Evaluation Toolkit for Breastfeeding Programs and Projects

June 2012

3.1 Stages of evaluation

Page last updated: 04 November 2013

These can be ordered in any number of ways (some people suggest four stages, some six, some ten), but essentially what you want to do in an evaluation is:

  • decide what you need to find out
  • create a process for collecting the data you need
  • analyse the data and reflect on what it means.
There are, of course, a number of activities behind those three.

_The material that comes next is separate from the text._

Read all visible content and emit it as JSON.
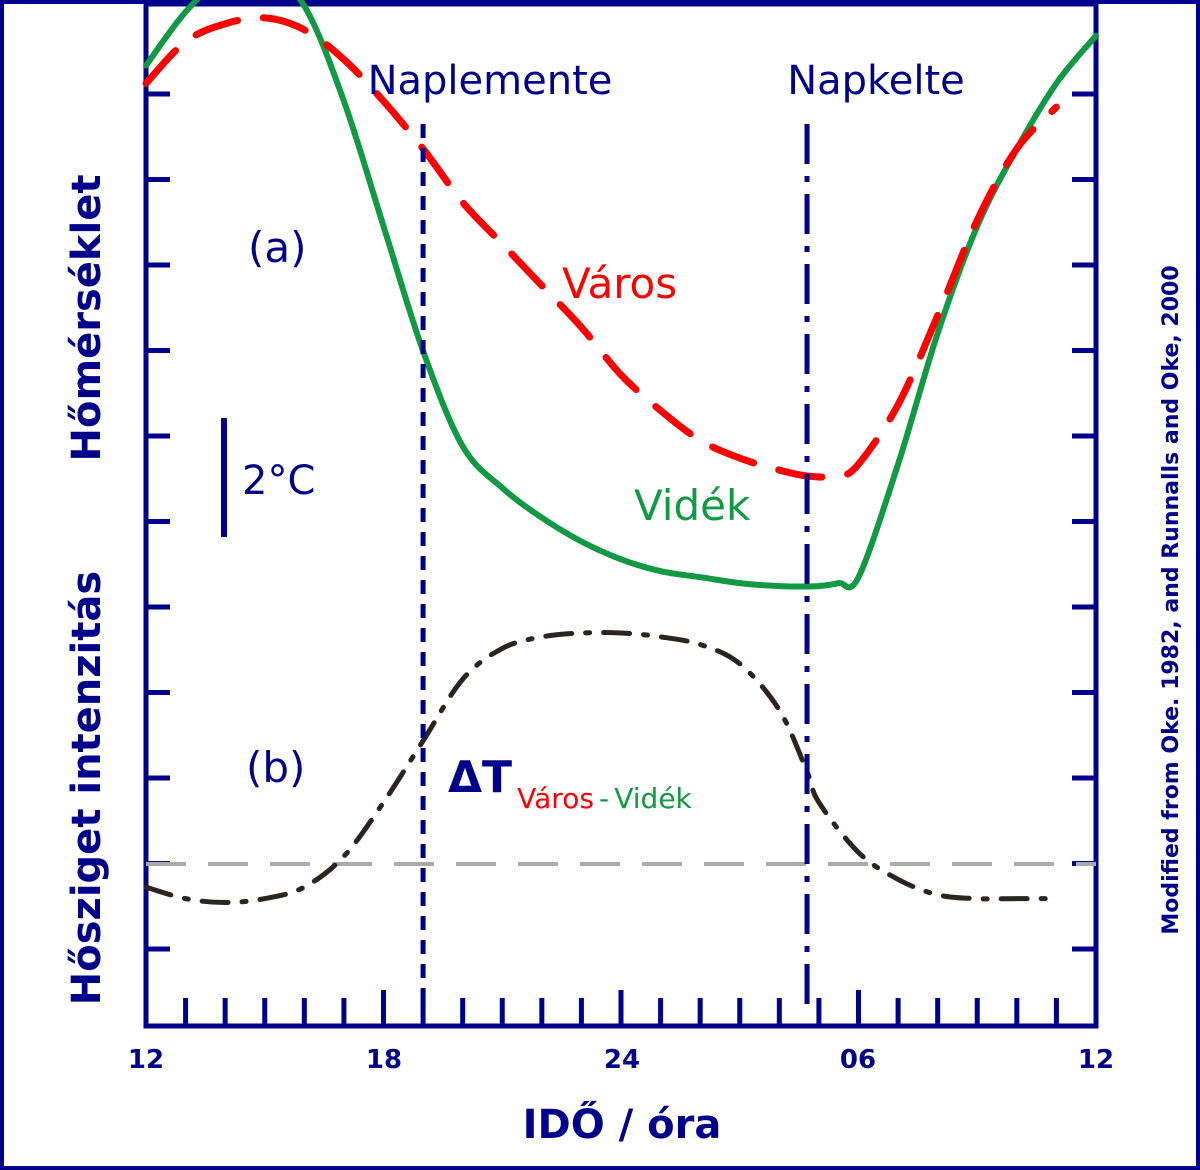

For instance, the Victorian Department of Human Services’ guide, Planning for effective health promotion evaluation, outlines the following six steps to an evaluation project:

Step 1: Describe the program: (identify the program plan – program goal, target population, objectives, interventions, processes and resources)
Step 2: Evaluation preview: (engage stakeholders; clarify the purpose of the evaluation; identify key questions; identify evaluation resources)
Step 3: Focus the evaluation design: (specify the evaluation design; specify data collection methods; locate or develop data collection instruments)
Step 4: Collect data: (coordinate data collection)
Step 5: Analyse and interpret data: (analyse the findings; interpret the findings)
Step 6: Disseminate lessons learnt: (what reports will be prepared; what formats will be used; how will findings be disseminated) (Round et al 2005).

Whether it is three, six or ten stages, it is important that you develop a clear process, you inform the right people about it (and get ethics approval if you need it – more on that below), and that you are rigorous in your analysis so that the findings have credibility.